Like stamps I wish the price would be determined for a set period of time. Raise it to $5 a gallon and don't touch it for 5 years. I would stand behind that. I could feel comfortable knowing the price has a structure I could anticipate. People would complain though. Lots of folks think we shouldn't be spending the money we do for fuel. Gasoline really is expensive though and it isn't fair for the government to shield us away from the true cost.

Maybe that's it.....maybe the government needs to get out of the fuel business altogether and we will pay for fuel what it really costs.....does anyone know what it really costs?

I meant in dollars....not gallons of blood.

1 Comments:

Anonymous Anonymous said...

Gasoline Economics 101

The demand for gasoline is inelastic in the short run. That is, it takes a large increase in price to reduce consumer demand even a little in the near term. Economists calculate that short-term price elasticity for gasoline is about -0.05. That is, if prices go up 1 percent, consumer demand will decrease in the short term by only one-twentieth of 1 percent.

Accordingly, when the demand for gasoline outstrips the available supply (even by just a little), prices have to go up a lot in order to keep the gasoline pumps from literally running dry. Thus, if local gasoline supplies are 2-3 percent below where they need to be to meet unmoderated consumer demand - the figure most market analysts believe to be correct for the Milwaukee/Chicago area - price would have to jump by more than 50 percent in order to prevent spot shortages.

Prices, remember, are used to allocate scarce goods. Although demand for gasoline is far more elastic in the long run, in the short run, small disparities in supply and demand (in either direction) will always by necessity have a large impact on prices.

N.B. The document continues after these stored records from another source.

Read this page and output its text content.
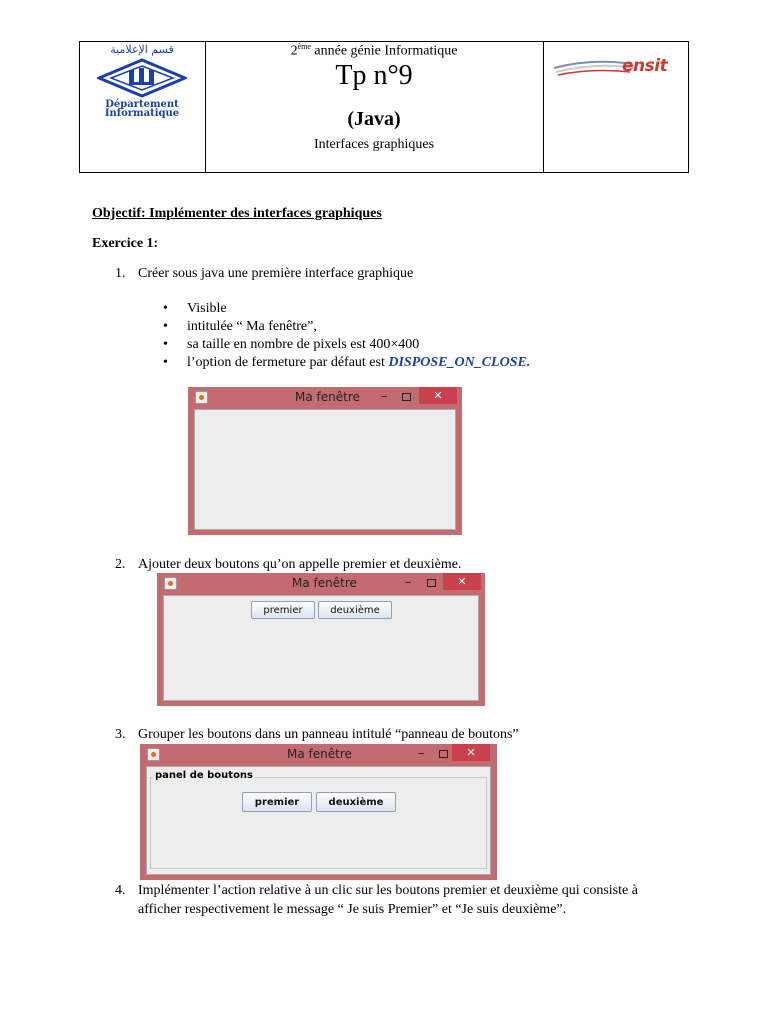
قسم الإعلامية
Département
Informatique
2ème année génie Informatique
Tp n°9
(Java)
Interfaces graphiques
ensit
Objectif: Implémenter des interfaces graphiques
Exercice 1:
1. Créer sous java une première interface graphique
• Visible
• intitulée “ Ma fenêtre”,
• sa taille en nombre de pixels est 400×400
• l’option de fermeture par défaut est DISPOSE_ON_CLOSE.
Ma fenêtre –	✕
2. Ajouter deux boutons qu’on appelle premier et deuxième.
Ma fenêtre	–	✕
premier	deuxième
3. Grouper les boutons dans un panneau intitulé “panneau de boutons”
Ma fenêtre	–	✕
panel de boutons
premier	deuxième
4. Implémenter l’action relative à un clic sur les boutons premier et deuxième qui consiste à
afficher respectivement le message “ Je suis Premier” et “Je suis deuxième”.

Thus, we know all we need to know to explain the supposed mystery of retail gasoline prices in the Milwaukee/Chicago area. OPEC production cutbacks and surging world oil demand have driven the price of oil from around $10 a barrel in the winter of 1998/99 to around $30 a barrel today, adding 50-60 cents to the price of gasoline per gallon. Pipeline ruptures and production shortfalls have further reduced Milwaukee/Chicago supplies by 2-3 percent, which -- given the inelasticities of demand - explains the 50 cent difference between peak regional gasoline prices and national average gasoline prices.